What makes a good Finance Business Partner?
Ability to influence
To become a Finance Business Partner, you will need to have the ability to talk finance with non-finance staff. Sounds simple right? Well, it’s not always the case. A Finance Business Partner will use the analysis to deliver insights to stakeholders across the business, to enable key decision making. It’s essentially looking at key numbers and data and painting a picture of what it all means and the impact it can have on the wider business.
Presentation skills are essential for the modern day FBP. I’m not just talking about how good you are with PowerPoint either. When analysing sets of data, it needs to be presented in a more readable format so non-finance teams can understand what the numbers are saying. Remember, not everyone’s an Excel guru like you!

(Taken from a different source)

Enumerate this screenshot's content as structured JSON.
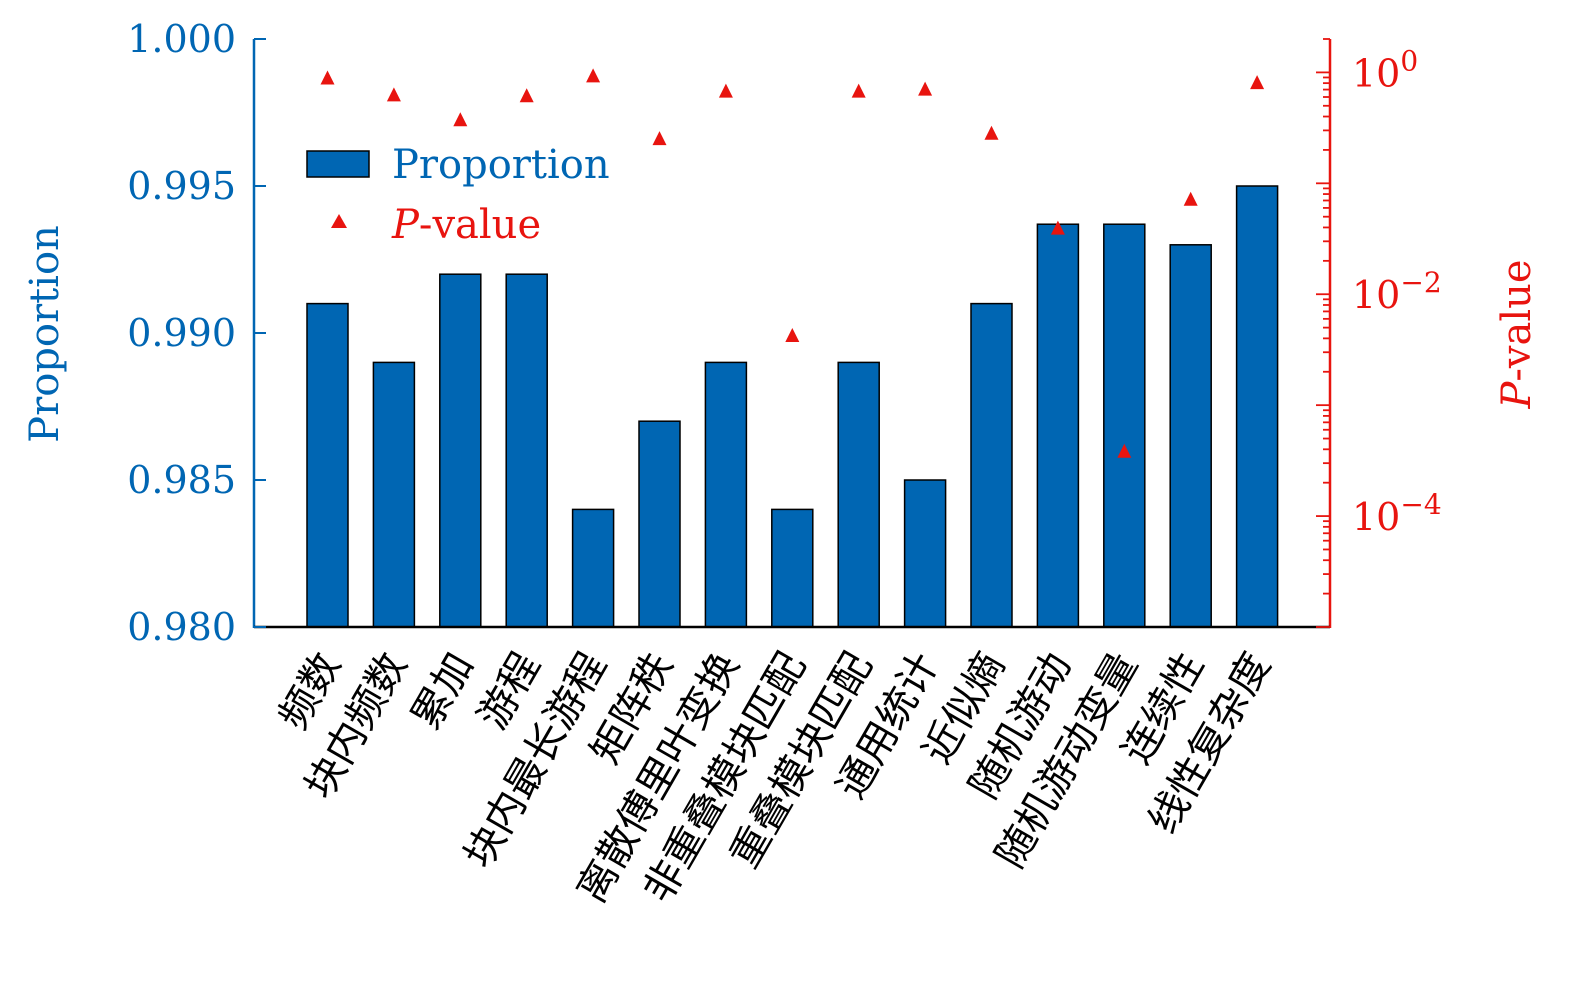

Stakeholder management is key when becoming an FBP. You will need to speak up, challenge stakeholders and sometimes push back. You’ll need to have the ability to challenge beliefs or recommendations of stakeholders within the business. You need to communicate effectively, and this doesn’t necessarily mean you have to be salesy or have the “gift of the gab”. It means being able to create a clear message to non-finance staff and build relationships and trust with them.
Finance Business Partners need to be commercially minded – just because you’ve identified a cost reduction, that doesn’t necessarily mean it will benefit the wider business. Remember, if you’re providing valuable insights from a finance perspective, it doesn’t necessarily mean it will be valuable to operations, HR, sales, or most importantly the customer.

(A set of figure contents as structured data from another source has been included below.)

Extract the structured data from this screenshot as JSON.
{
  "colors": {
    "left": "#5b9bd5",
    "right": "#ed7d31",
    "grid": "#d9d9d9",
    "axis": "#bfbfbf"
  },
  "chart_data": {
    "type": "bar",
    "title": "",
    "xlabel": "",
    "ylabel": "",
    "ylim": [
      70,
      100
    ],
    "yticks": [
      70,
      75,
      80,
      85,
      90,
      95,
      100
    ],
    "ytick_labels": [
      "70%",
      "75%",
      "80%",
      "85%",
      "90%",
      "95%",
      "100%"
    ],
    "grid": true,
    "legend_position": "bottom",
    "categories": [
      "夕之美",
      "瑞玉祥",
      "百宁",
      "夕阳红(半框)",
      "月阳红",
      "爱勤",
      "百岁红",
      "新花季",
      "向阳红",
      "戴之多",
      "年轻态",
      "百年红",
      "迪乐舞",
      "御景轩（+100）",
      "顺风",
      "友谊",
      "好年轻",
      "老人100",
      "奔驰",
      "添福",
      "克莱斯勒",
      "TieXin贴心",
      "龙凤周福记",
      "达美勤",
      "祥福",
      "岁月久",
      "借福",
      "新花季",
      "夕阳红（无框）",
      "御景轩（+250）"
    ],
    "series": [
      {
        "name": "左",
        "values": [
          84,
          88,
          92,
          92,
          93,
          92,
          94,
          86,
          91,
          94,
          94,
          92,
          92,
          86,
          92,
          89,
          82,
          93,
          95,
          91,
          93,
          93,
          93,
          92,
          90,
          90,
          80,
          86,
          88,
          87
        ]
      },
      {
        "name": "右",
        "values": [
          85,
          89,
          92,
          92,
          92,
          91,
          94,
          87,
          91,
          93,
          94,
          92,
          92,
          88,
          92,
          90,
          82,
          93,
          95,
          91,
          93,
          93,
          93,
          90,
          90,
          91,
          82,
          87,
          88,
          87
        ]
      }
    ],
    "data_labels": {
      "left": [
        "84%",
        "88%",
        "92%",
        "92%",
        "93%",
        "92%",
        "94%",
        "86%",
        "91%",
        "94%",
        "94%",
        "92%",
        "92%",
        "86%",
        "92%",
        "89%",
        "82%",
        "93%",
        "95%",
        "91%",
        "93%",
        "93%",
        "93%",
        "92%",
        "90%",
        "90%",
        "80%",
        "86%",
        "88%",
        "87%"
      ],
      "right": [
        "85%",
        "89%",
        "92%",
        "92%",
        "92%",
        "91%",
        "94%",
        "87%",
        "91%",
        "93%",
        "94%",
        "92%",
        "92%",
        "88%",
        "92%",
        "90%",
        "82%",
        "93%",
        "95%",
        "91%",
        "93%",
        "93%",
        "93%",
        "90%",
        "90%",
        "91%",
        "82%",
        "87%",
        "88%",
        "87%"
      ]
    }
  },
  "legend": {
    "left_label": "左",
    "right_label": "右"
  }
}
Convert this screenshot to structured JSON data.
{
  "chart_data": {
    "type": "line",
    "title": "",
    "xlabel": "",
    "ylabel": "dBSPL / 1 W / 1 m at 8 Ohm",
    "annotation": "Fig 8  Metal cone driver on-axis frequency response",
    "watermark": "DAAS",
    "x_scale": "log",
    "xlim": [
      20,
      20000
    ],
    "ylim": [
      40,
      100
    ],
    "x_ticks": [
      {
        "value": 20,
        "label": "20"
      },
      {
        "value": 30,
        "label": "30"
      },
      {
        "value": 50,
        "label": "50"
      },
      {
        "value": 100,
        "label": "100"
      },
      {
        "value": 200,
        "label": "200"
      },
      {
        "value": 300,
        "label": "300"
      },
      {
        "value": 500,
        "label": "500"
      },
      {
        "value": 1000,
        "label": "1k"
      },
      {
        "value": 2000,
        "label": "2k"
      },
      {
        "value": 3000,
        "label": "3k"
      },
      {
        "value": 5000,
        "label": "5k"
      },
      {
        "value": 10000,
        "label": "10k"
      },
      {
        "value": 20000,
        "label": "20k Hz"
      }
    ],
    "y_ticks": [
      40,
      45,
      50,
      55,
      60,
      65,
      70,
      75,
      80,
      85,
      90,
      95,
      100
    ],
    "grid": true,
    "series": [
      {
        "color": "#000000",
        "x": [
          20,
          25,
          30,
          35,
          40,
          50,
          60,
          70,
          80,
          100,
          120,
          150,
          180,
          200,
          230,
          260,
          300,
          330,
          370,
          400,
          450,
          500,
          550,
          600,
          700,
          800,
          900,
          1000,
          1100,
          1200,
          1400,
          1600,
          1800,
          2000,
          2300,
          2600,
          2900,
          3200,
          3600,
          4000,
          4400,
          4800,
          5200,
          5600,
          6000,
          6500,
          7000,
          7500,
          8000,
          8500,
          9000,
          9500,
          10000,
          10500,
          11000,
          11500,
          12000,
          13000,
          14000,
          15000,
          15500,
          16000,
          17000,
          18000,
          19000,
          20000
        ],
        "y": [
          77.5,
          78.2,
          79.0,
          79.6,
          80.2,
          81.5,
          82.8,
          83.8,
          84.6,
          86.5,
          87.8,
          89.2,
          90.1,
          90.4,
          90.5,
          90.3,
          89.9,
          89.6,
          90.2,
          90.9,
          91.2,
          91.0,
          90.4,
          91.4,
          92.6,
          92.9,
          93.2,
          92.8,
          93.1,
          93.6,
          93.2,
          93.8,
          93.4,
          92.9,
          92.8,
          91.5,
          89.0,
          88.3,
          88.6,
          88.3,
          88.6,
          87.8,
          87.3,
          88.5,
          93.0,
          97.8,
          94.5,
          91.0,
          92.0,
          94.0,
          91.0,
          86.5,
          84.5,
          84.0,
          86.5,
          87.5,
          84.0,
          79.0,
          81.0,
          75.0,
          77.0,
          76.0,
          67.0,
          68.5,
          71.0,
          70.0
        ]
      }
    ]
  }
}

If you’re a qualified accountant or studying towards a professional qualification, it stands a chance you’ve already built good analytical skills. I’m not talking about your traditional analytical skills though, you need to be able to analyse trends and identify anomalies.

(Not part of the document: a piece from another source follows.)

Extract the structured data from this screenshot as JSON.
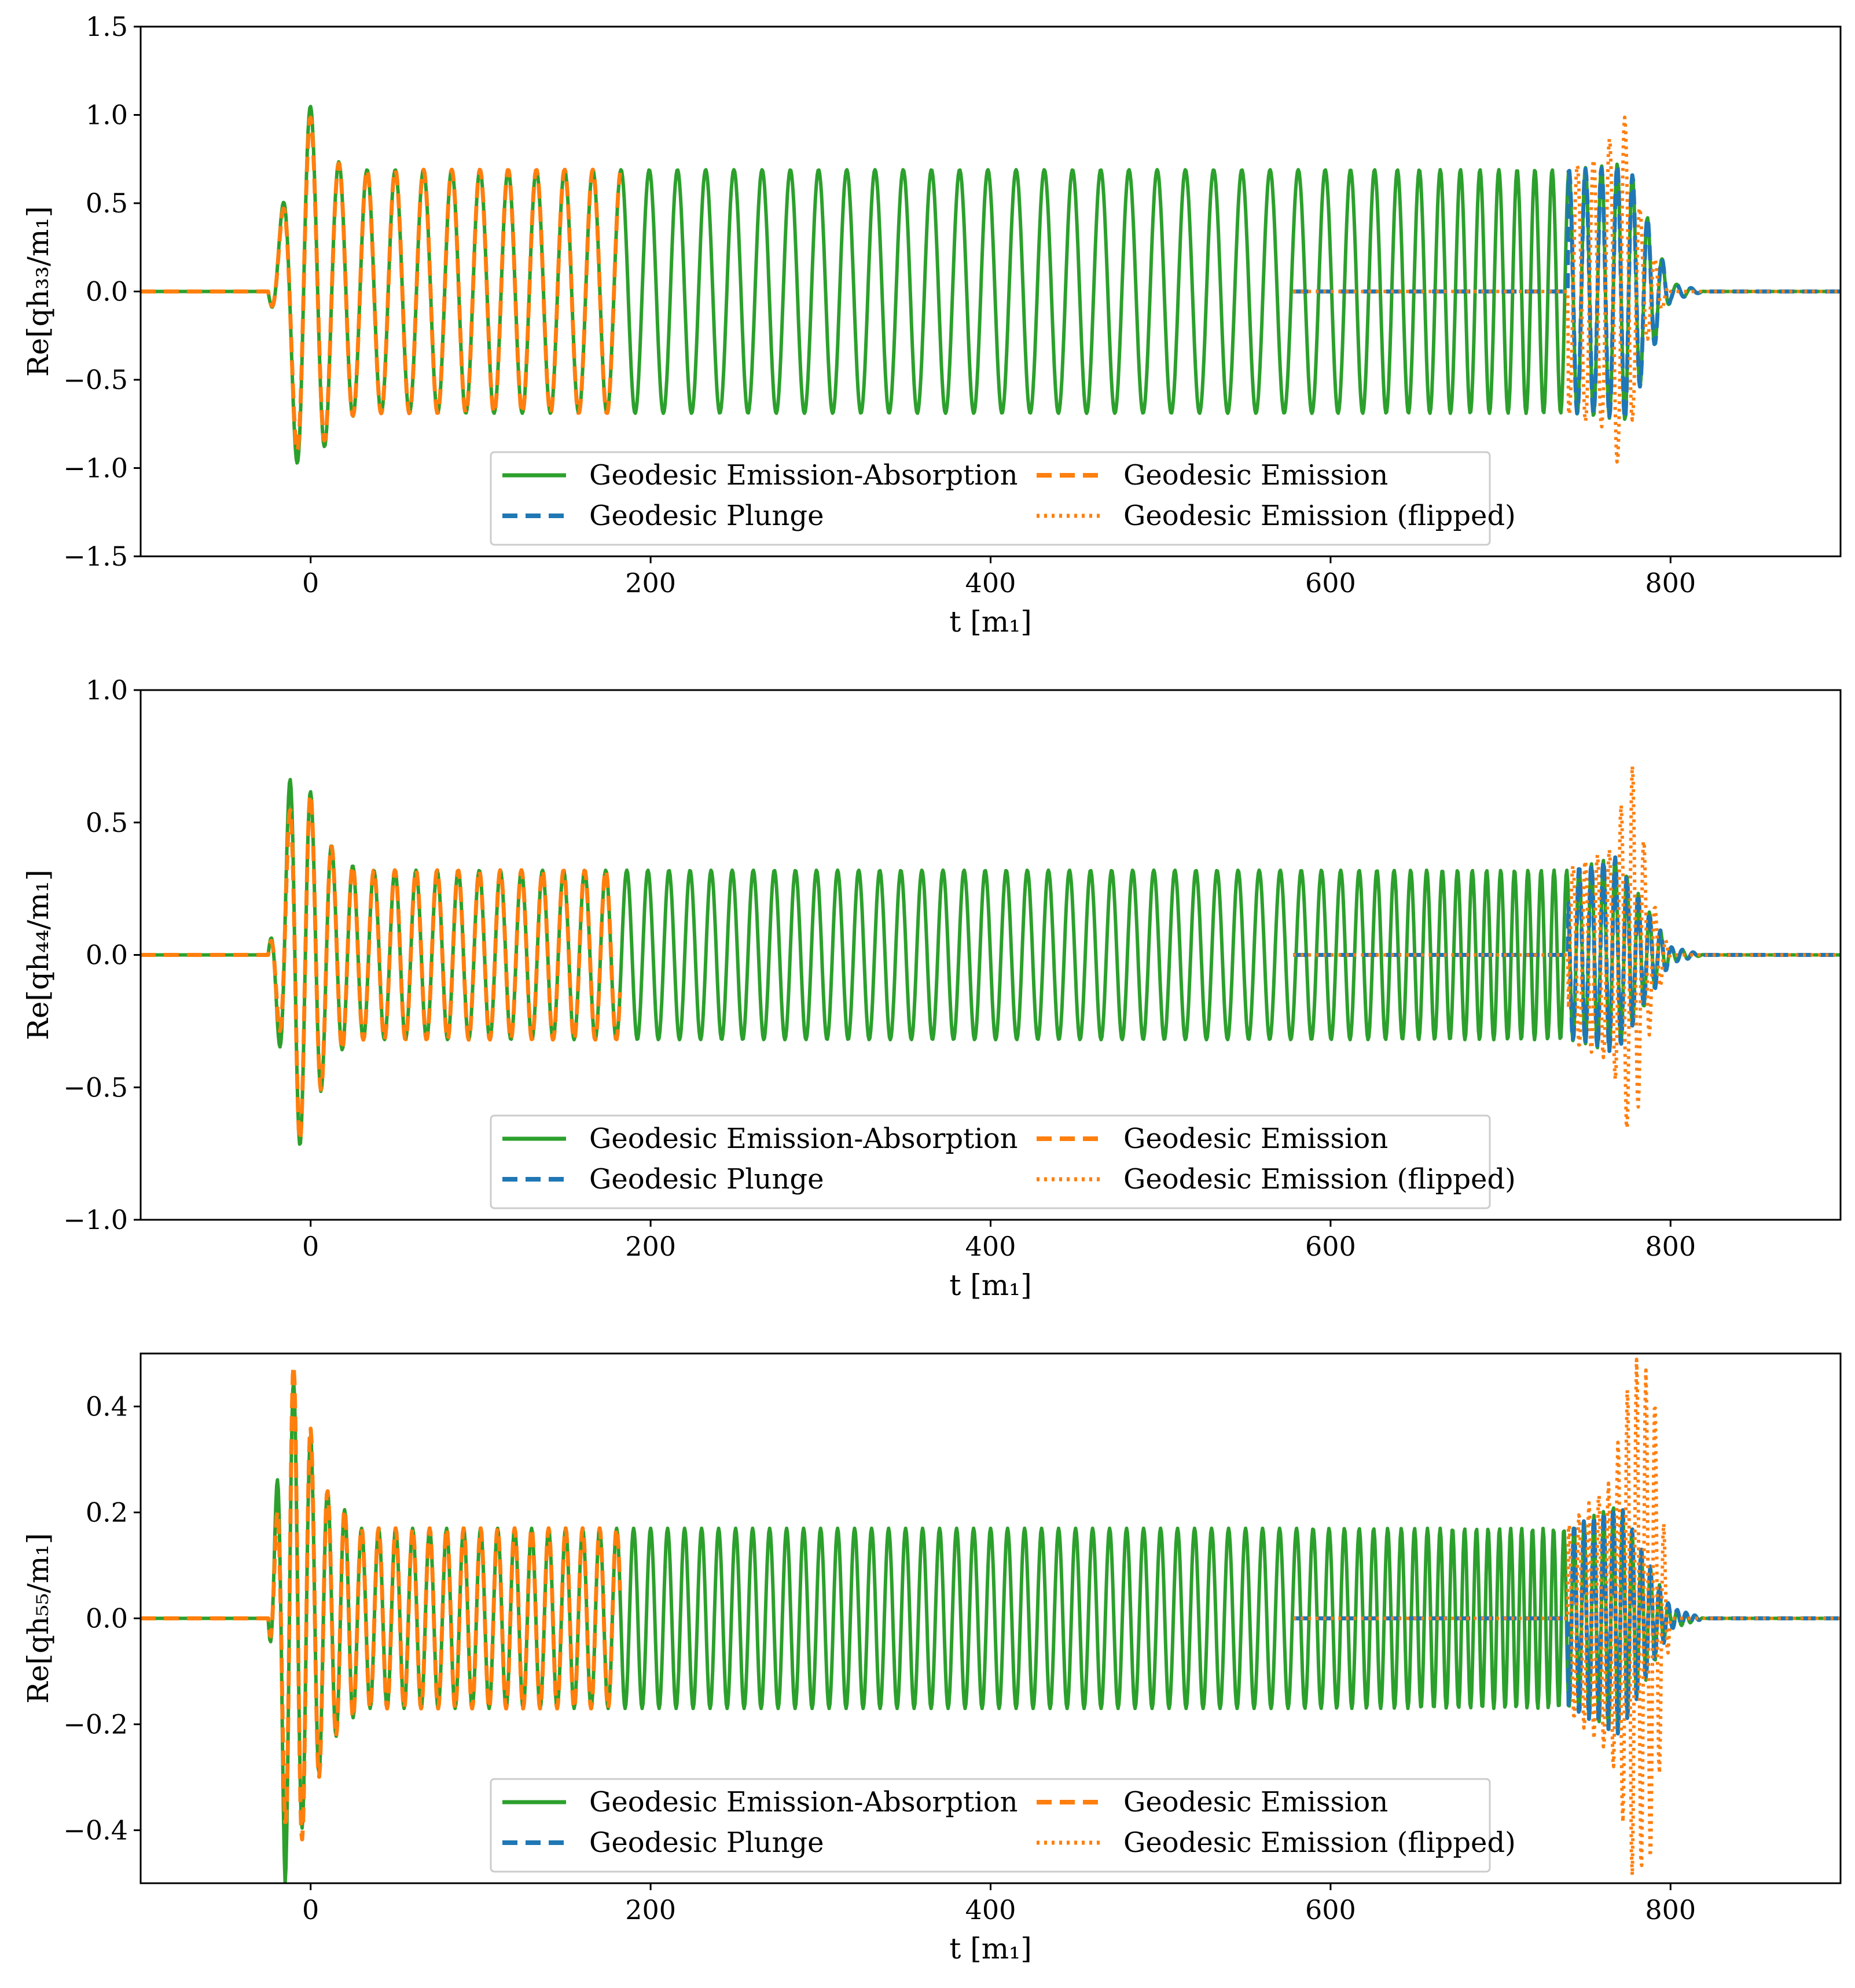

You can’t just want to be a Business Partner if you’re in it for the money. The role must be purpose driven and you should really want to add value to the business. Adding value doesn’t necessarily mean saving money, it can be anything from process or efficiency improvement, service level enhancement or identifying a new revenue stream.
Not your typical accountant
You need to be able to operate strategically, be commercially aware, understand how to align people strategies with business strategies and be fully aware of the impact of changing employment legislation.